Russian kleptocrats ‘fraught with anxieties’: why the latest sanctions will bite

     

The lives of Russian kleptocrats in Britain are suddenly fraught with new anxieties, the Washington Post reports:

Critics in London of Russian President Vladimir Putin are reevaluating their need for personal protection. Russians with money worry they will ensnared by new laws going after “unexplained wealth.” Russians without money say they are being maligned with stereotypes. Suddenly, exile is not as comfortable, their adopted home not so welcoming….Arthur Doohan, co-founder of ClampK, an anti-corruption initiative, welcomes the scrutiny. Doohan runs “kleptocracy tours” of London, pointing out opulent homes purchased with suspect funds.

A Europe-wide diplomatic push is under way to persuade the Trump administration to ease US sanctions targeting Russia, as fears mount that the restrictions are so severe they risk hitting manufacturing activity across the continent, the FT reports:

Paris, which is marshalling the efforts after sanctions on Russian metals companies caused aluminium prices to soar, is pushing allies including Berlin, London and Rome to make a joint representation in Washington. The French-led initiative underscores the widening concern in Europe about the consequences that sanctions could have on key EU industries from cars to aerospace.

RFE/RL

The former State Department diplomat who oversaw U.S. government sanctions policy said he was “extremely” frustrated when the Obama administration issued “weak” and “frankly inadequate” sanctions against Russia in December 2016 in response to that country’s campaign to disrupt the U.S. presidential election, according to reports.

“The Obama administration — in my view, and I was in it, OK? I was working on sanctions then — did not respond with adequate strength to the Russian interference in our elections,” said Daniel Fried, who retired in 2017 after a 40-year State Department career that included serving as U.S. sanctions “coordinator” under President Obama.

“What we did in December 2016 was a very light set of sanctions, which I think was frankly inadequate. … We went after some cybertargets, we expelled some diplomats, we sanctioned some of the intel services. But those sanctions are not apt to be terribly effective, and we knew it. This was not enough,” added Fried, a board member of the National Endowment for Democracy.

Chatham House analyst Nigel Gould-Davies explains Why the Latest US Sanctions on Russia Will Bite.

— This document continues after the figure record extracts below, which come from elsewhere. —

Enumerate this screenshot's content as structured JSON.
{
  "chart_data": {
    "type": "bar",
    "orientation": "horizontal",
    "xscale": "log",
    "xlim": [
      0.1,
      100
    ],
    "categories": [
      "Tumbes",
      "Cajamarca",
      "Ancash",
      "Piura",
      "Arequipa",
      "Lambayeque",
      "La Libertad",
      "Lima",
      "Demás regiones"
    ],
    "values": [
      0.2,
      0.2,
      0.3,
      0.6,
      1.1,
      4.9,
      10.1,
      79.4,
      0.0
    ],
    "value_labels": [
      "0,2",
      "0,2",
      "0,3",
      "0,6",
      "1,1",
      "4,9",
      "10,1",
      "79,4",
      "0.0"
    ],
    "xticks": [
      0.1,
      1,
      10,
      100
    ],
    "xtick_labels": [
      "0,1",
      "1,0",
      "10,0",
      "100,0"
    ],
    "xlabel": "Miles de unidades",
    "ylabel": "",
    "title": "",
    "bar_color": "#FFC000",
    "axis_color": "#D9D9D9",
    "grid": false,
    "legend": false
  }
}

‘Kleptocratic tribute system’

With every passing week we have new evidence of the threat that Vladimir Putin’s kleptocracy poses to our democracy, our national security, and the entire liberal world order, notes Larry Diamond, a Senior Fellow at Stanford University’s Hoover Institution. On a visit to Stanford this week, Russian democracy advocate Vladimir Kara-Murza (right) shared with me three important guidelines for dealing with Putin’s threat to democracy, he writes for the American Interest:

  • “First, stop saying Russia when you mean Putin.” Putin wants to frame the conflict as a battle between the Russian people, trying to preserve their culture and sovereignty, and a decadent and overbearing West. But our conflict is not with the Russian people. It is with a predatory ruling elite that has hijacked Russia’s state and its vast natural resource wealth. …
  • Second, don’t offer Putin gratuitous praise. The last thing we should be doing is congratulating him on his election “victories”—a mistake both Presidents Obama and Trump have made. These were not real elections but rather grotesque charades to mimic a democratic process in the hope of giving some shroud of legitimacy to Putin’s dictatorship. …
  • Third, we need to ratchet up the pressure on regime elites where it hurts—in their assets and their ability to enjoy them. The vehicle to do this is targeted sanctions on the people responsible for human rights abuses, predatory corruption, and other criminal acts.

 

Karen Dawisha, who has died aged 68 of cancer, was an outstanding and original scholar of Russia who argued that Vladimir Putin had turned his country into a corrupt authoritarian state run by a group of KGB cronies, the Guardian adds:

Her 2014 book, Putin’s Kleptocracy – Who Owns Russia?, is a definitive account of how Russia’s president and his friends grabbed and consolidated power. Along the way they became among the richest people on the planet, and the beneficiaries of what Dawisha called “a kleptocratic tribute system”…..Stealing was done under the cover of restoring “Russian greatness”. There was “massive predation”, on a scale not seen since the tsars. Risk was nationalized and profit privatized. A new neo-feudal class featuring about 100 billionaires presided over a deeply unequal economy.

We must remember that predatory authoritarianism is not stamped into the Russian DNA, adds Diamond, who coordinates the democracy program of Stanford’s Center on Democracy, Development, and the Rule of Law (CDDRL).